Arrêter l'aggravation des inégalités sociales, c'est combattre le capitalisme

Editorial des bulletins d'entreprise
05/04/2010

Les statistiques officielles sont en général conçues pour cacher ou pour déformer la vérité plutôt que de l'éclairer. Celles publiées récemment par l'INSEE sur l'écart entre les riches et les pauvres de ce pays n'en sont pas moins édifiantes.

Ces statistiques confirment ce qui saute aux yeux : l' accroissement important de la pauvreté. Elles portent pourtant sur la période 2004-2007, avant l'aggravation actuelle de la crise. Huit millions de personnes, plus de 13 % de la population, se retrouvent sous le seuil de pauvreté, c'est-à-dire disposent d'un revenu de moins de 900 euros par mois. Des chômeurs, des retraités mais aussi, pour 1,9 million d'entre eux, des travailleurs ayant encore un emploi et un salaire.

L'INSEE publie d'autres chiffres, portant cette fois sur la fraction la plus riche de la société dont les revenus et la richesse se sont envolés pendant la même période. Les plus riches parmi les riches, qui représentent quelque 5000 ou 6000 personnes en France, soit une sur dix mille, disposent d'une moyenne de trois millions d'euros par an.

Cette petite frange de riches possède usines et banques et domine l'économie. Ils sont le sommet de la classe riche, de ce demi-million de personnes dont le revenu annuel dépasse les 500 000 euros. Contrairement aux fadaises des médias, il n'y a, parmi eux, que quelques footballeurs-vedettes ou hommes de spectacle (et ceux-là, au moins, font quelque chose en contrepartie de leurs revenus). La majorité, ce sont des capitalistes petits et grands qui vivent de leurs capitaux, c'est-à-dire de l'exploitation. Or, pendant ces trois ans, si les salaires ont stagné, les revenus du capital ont augmenté de 46 % !

Une minorité qui s'enrichit en appauvrissant la majorité.

Ce mécanisme-là qui appauvrit le monde du travail pour enrichir sans cesse une minorité de capitalistes, l'exploitation, est le mécanisme fondamental de l'économie.

Pour y mettre fin, il n'y a pas d'autre voie que de transformer de façon radicale les structures de l'économie en expropriant la classe capitaliste et en réorganisant la vie économique sur la base de la propriété collective des moyens de production et leur gestion démocratique pour produire en fonction des besoins de tous, et pas pour le profit d'une minorité.

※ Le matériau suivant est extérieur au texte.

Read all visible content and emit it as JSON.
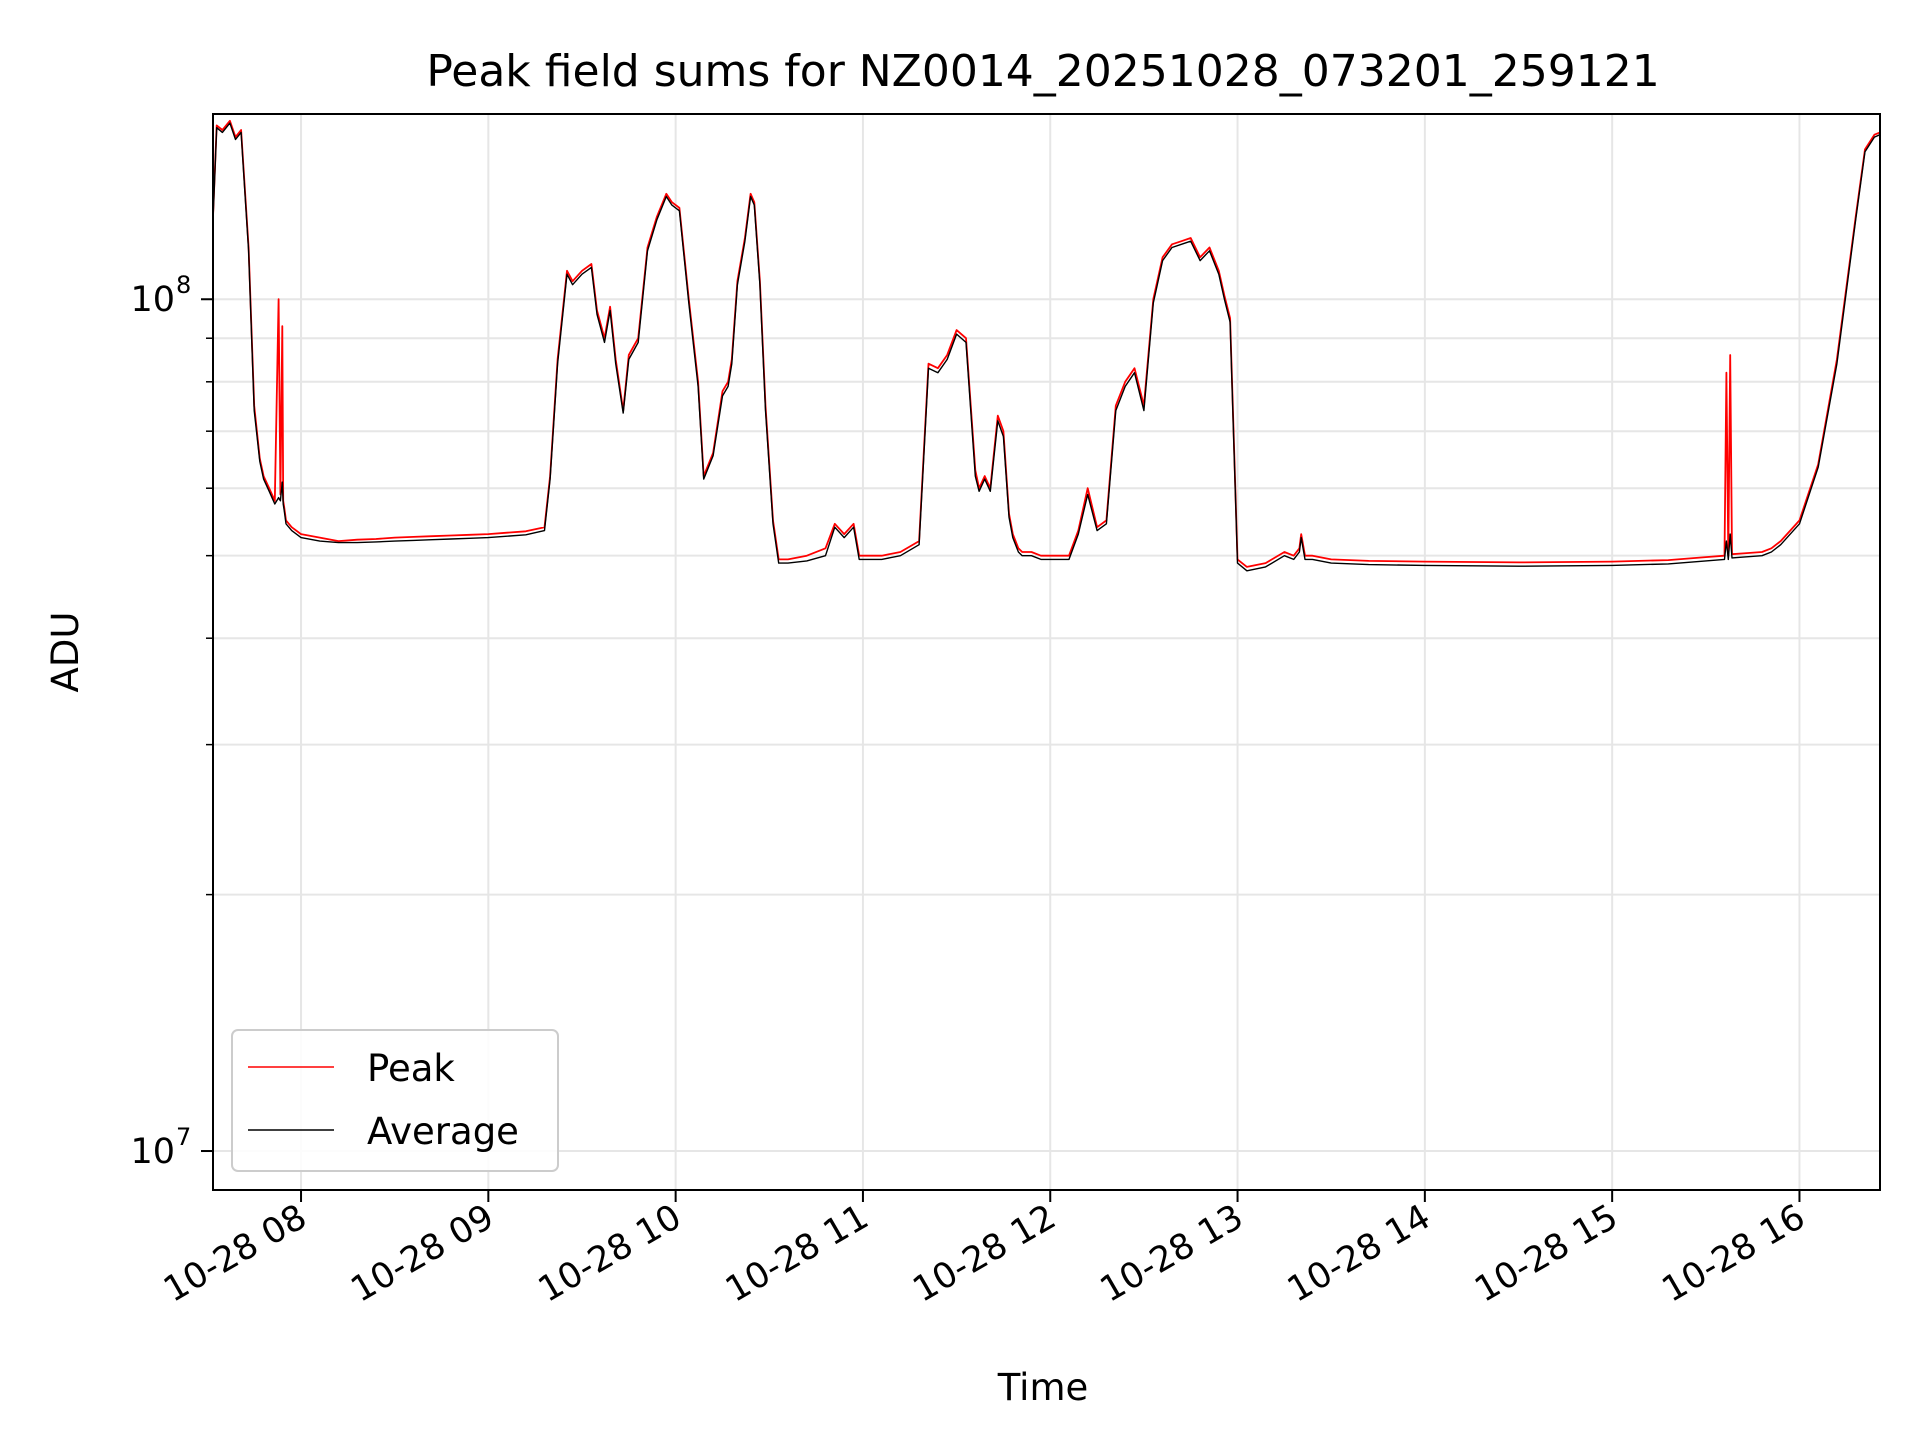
{
  "chart_data": {
    "type": "line",
    "title": "Peak field sums for NZ0014_20251028_073201_259121",
    "xlabel": "Time",
    "ylabel": "ADU",
    "yscale": "log",
    "xlim_hours": [
      7.53,
      16.43
    ],
    "ylim": [
      9000000,
      165000000
    ],
    "grid": true,
    "legend_position": "bottom-left",
    "x_tick_values": [
      8,
      9,
      10,
      11,
      12,
      13,
      14,
      15,
      16
    ],
    "x_tick_labels": [
      "10-28 08",
      "10-28 09",
      "10-28 10",
      "10-28 11",
      "10-28 12",
      "10-28 13",
      "10-28 14",
      "10-28 15",
      "10-28 16"
    ],
    "y_major_ticks": [
      {
        "value": 10000000,
        "base": "10",
        "exp": "7"
      },
      {
        "value": 100000000,
        "base": "10",
        "exp": "8"
      }
    ],
    "y_minor_ticks": [
      20000000,
      30000000,
      40000000,
      50000000,
      60000000,
      70000000,
      80000000,
      90000000
    ],
    "series": [
      {
        "name": "Peak",
        "color": "#ff0000",
        "x_hours": [
          7.53,
          7.55,
          7.58,
          7.62,
          7.65,
          7.68,
          7.72,
          7.75,
          7.78,
          7.8,
          7.83,
          7.86,
          7.88,
          7.89,
          7.9,
          7.905,
          7.91,
          7.92,
          7.95,
          8.0,
          8.1,
          8.2,
          8.3,
          8.4,
          8.5,
          8.6,
          8.7,
          8.8,
          8.9,
          9.0,
          9.1,
          9.2,
          9.3,
          9.33,
          9.37,
          9.42,
          9.45,
          9.5,
          9.55,
          9.58,
          9.62,
          9.65,
          9.68,
          9.72,
          9.75,
          9.8,
          9.85,
          9.9,
          9.95,
          9.98,
          10.02,
          10.07,
          10.12,
          10.15,
          10.2,
          10.25,
          10.28,
          10.3,
          10.33,
          10.37,
          10.4,
          10.42,
          10.45,
          10.48,
          10.52,
          10.55,
          10.6,
          10.7,
          10.8,
          10.85,
          10.9,
          10.95,
          10.98,
          11.0,
          11.05,
          11.1,
          11.2,
          11.3,
          11.35,
          11.4,
          11.45,
          11.5,
          11.55,
          11.6,
          11.62,
          11.65,
          11.68,
          11.72,
          11.75,
          11.78,
          11.8,
          11.83,
          11.85,
          11.9,
          11.95,
          12.0,
          12.1,
          12.15,
          12.2,
          12.25,
          12.3,
          12.35,
          12.4,
          12.45,
          12.5,
          12.55,
          12.6,
          12.65,
          12.7,
          12.75,
          12.8,
          12.85,
          12.9,
          12.93,
          12.96,
          13.0,
          13.05,
          13.15,
          13.25,
          13.3,
          13.33,
          13.34,
          13.36,
          13.4,
          13.5,
          13.7,
          14.0,
          14.5,
          15.0,
          15.3,
          15.5,
          15.6,
          15.61,
          15.62,
          15.63,
          15.64,
          15.7,
          15.8,
          15.85,
          15.9,
          16.0,
          16.1,
          16.2,
          16.3,
          16.35,
          16.4,
          16.43
        ],
        "values": [
          125000000,
          160000000,
          158000000,
          162000000,
          155000000,
          158000000,
          115000000,
          75000000,
          65000000,
          62000000,
          60000000,
          58000000,
          100000000,
          59000000,
          93000000,
          58000000,
          57000000,
          55000000,
          54000000,
          53000000,
          52500000,
          52000000,
          52200000,
          52300000,
          52500000,
          52600000,
          52700000,
          52800000,
          52900000,
          53000000,
          53200000,
          53400000,
          54000000,
          62000000,
          85000000,
          108000000,
          105000000,
          108000000,
          110000000,
          97000000,
          90000000,
          98000000,
          85000000,
          74000000,
          86000000,
          90000000,
          115000000,
          125000000,
          133000000,
          130000000,
          128000000,
          100000000,
          80000000,
          62000000,
          66000000,
          78000000,
          80000000,
          85000000,
          105000000,
          118000000,
          133000000,
          130000000,
          105000000,
          75000000,
          55000000,
          49500000,
          49500000,
          50000000,
          51000000,
          54500000,
          53000000,
          54500000,
          50000000,
          50000000,
          50000000,
          50000000,
          50500000,
          52000000,
          84000000,
          83000000,
          86000000,
          92000000,
          90000000,
          63000000,
          60000000,
          62000000,
          60000000,
          73000000,
          70000000,
          56000000,
          53000000,
          51000000,
          50500000,
          50500000,
          50000000,
          50000000,
          50000000,
          53500000,
          60000000,
          54000000,
          55000000,
          75000000,
          80000000,
          83000000,
          75000000,
          100000000,
          112000000,
          116000000,
          117000000,
          118000000,
          112000000,
          115000000,
          108000000,
          101000000,
          95000000,
          49500000,
          48500000,
          49000000,
          50500000,
          50000000,
          51000000,
          53000000,
          50000000,
          50000000,
          49500000,
          49300000,
          49200000,
          49100000,
          49200000,
          49400000,
          49800000,
          50000000,
          82000000,
          50000000,
          86000000,
          50200000,
          50300000,
          50500000,
          51000000,
          52000000,
          55000000,
          64000000,
          85000000,
          125000000,
          150000000,
          156000000,
          157000000
        ]
      },
      {
        "name": "Average",
        "color": "#000000",
        "x_hours": [
          7.53,
          7.55,
          7.58,
          7.62,
          7.65,
          7.68,
          7.72,
          7.75,
          7.78,
          7.8,
          7.83,
          7.86,
          7.88,
          7.89,
          7.9,
          7.905,
          7.91,
          7.92,
          7.95,
          8.0,
          8.1,
          8.2,
          8.3,
          8.4,
          8.5,
          8.6,
          8.7,
          8.8,
          8.9,
          9.0,
          9.1,
          9.2,
          9.3,
          9.33,
          9.37,
          9.42,
          9.45,
          9.5,
          9.55,
          9.58,
          9.62,
          9.65,
          9.68,
          9.72,
          9.75,
          9.8,
          9.85,
          9.9,
          9.95,
          9.98,
          10.02,
          10.07,
          10.12,
          10.15,
          10.2,
          10.25,
          10.28,
          10.3,
          10.33,
          10.37,
          10.4,
          10.42,
          10.45,
          10.48,
          10.52,
          10.55,
          10.6,
          10.7,
          10.8,
          10.85,
          10.9,
          10.95,
          10.98,
          11.0,
          11.05,
          11.1,
          11.2,
          11.3,
          11.35,
          11.4,
          11.45,
          11.5,
          11.55,
          11.6,
          11.62,
          11.65,
          11.68,
          11.72,
          11.75,
          11.78,
          11.8,
          11.83,
          11.85,
          11.9,
          11.95,
          12.0,
          12.1,
          12.15,
          12.2,
          12.25,
          12.3,
          12.35,
          12.4,
          12.45,
          12.5,
          12.55,
          12.6,
          12.65,
          12.7,
          12.75,
          12.8,
          12.85,
          12.9,
          12.93,
          12.96,
          13.0,
          13.05,
          13.15,
          13.25,
          13.3,
          13.33,
          13.34,
          13.36,
          13.4,
          13.5,
          13.7,
          14.0,
          14.5,
          15.0,
          15.3,
          15.5,
          15.6,
          15.61,
          15.62,
          15.63,
          15.64,
          15.7,
          15.8,
          15.85,
          15.9,
          16.0,
          16.1,
          16.2,
          16.3,
          16.35,
          16.4,
          16.43
        ],
        "values": [
          124000000,
          159000000,
          157000000,
          161000000,
          154000000,
          157000000,
          114000000,
          74000000,
          64500000,
          61500000,
          59500000,
          57500000,
          58500000,
          58000000,
          61000000,
          57500000,
          56500000,
          54500000,
          53500000,
          52500000,
          52000000,
          51800000,
          51800000,
          51900000,
          52000000,
          52100000,
          52200000,
          52300000,
          52400000,
          52500000,
          52700000,
          52900000,
          53500000,
          61500000,
          84000000,
          107000000,
          104000000,
          107000000,
          109000000,
          96000000,
          89000000,
          97000000,
          84000000,
          73500000,
          85000000,
          89000000,
          114000000,
          124000000,
          132000000,
          129000000,
          127000000,
          99000000,
          79000000,
          61500000,
          65500000,
          77000000,
          79000000,
          84000000,
          104000000,
          117000000,
          132000000,
          129000000,
          104000000,
          74000000,
          54500000,
          49000000,
          49000000,
          49300000,
          50000000,
          54000000,
          52500000,
          54000000,
          49500000,
          49500000,
          49500000,
          49500000,
          50000000,
          51500000,
          83000000,
          82000000,
          85000000,
          91000000,
          89000000,
          62000000,
          59500000,
          61500000,
          59500000,
          72000000,
          69000000,
          55500000,
          52500000,
          50500000,
          50000000,
          50000000,
          49500000,
          49500000,
          49500000,
          53000000,
          59000000,
          53500000,
          54500000,
          74000000,
          79000000,
          82000000,
          74000000,
          99000000,
          111000000,
          115000000,
          116000000,
          117000000,
          111000000,
          114000000,
          107000000,
          100000000,
          94000000,
          49000000,
          48000000,
          48500000,
          50000000,
          49500000,
          50500000,
          52500000,
          49500000,
          49500000,
          49000000,
          48800000,
          48700000,
          48600000,
          48700000,
          48900000,
          49300000,
          49500000,
          52000000,
          49500000,
          53000000,
          49700000,
          49800000,
          50000000,
          50500000,
          51500000,
          54500000,
          63500000,
          84000000,
          124000000,
          149000000,
          155000000,
          156000000
        ]
      }
    ]
  }
}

L'État, de son côté, au lieu d'atténuer les inégalités créées par le fonctionnement de l'économie capitaliste, intervient au contraire pour les aggraver. Il ne prend pas aux plus riches pour atténuer la situation des plus pauvres. Il fait l'inverse. Le fameux "bouclier fiscal" n'en est qu'une illustration parmi bien d'autres. En sont d'autres la coupe dans les dépenses sociales, la diminution des retraites, les économies sur les services publics, pour donner des milliards aux banquiers.

Les plus grandes entreprises sont celles qui paient proportionnellement le moins d'impôts. Les bourgeois les plus riches ont à leur disposition une armada d'avocats fiscalistes dont le métier est de parvenir à ce qu'ils paient l'impôt le plus bas possible. Il est arrivé qu'un des hommes les plus riches du pays en vienne à ne pas payer d'impôt du tout !

Pendant ce temps-là, les hommes politiques, principalement de droite, dénoncent comme une injustice qu'une partie des salariés ou des retraités ne paient pas l'impôt sur le revenu. Mais, même les plus pauvres, jusqu'aux chômeurs et rmistes, payent les impôts indirects qui constituent le principal impôt de ce pays, celui qui rapporte le plus et qui est essentiellement payé par les classes populaires.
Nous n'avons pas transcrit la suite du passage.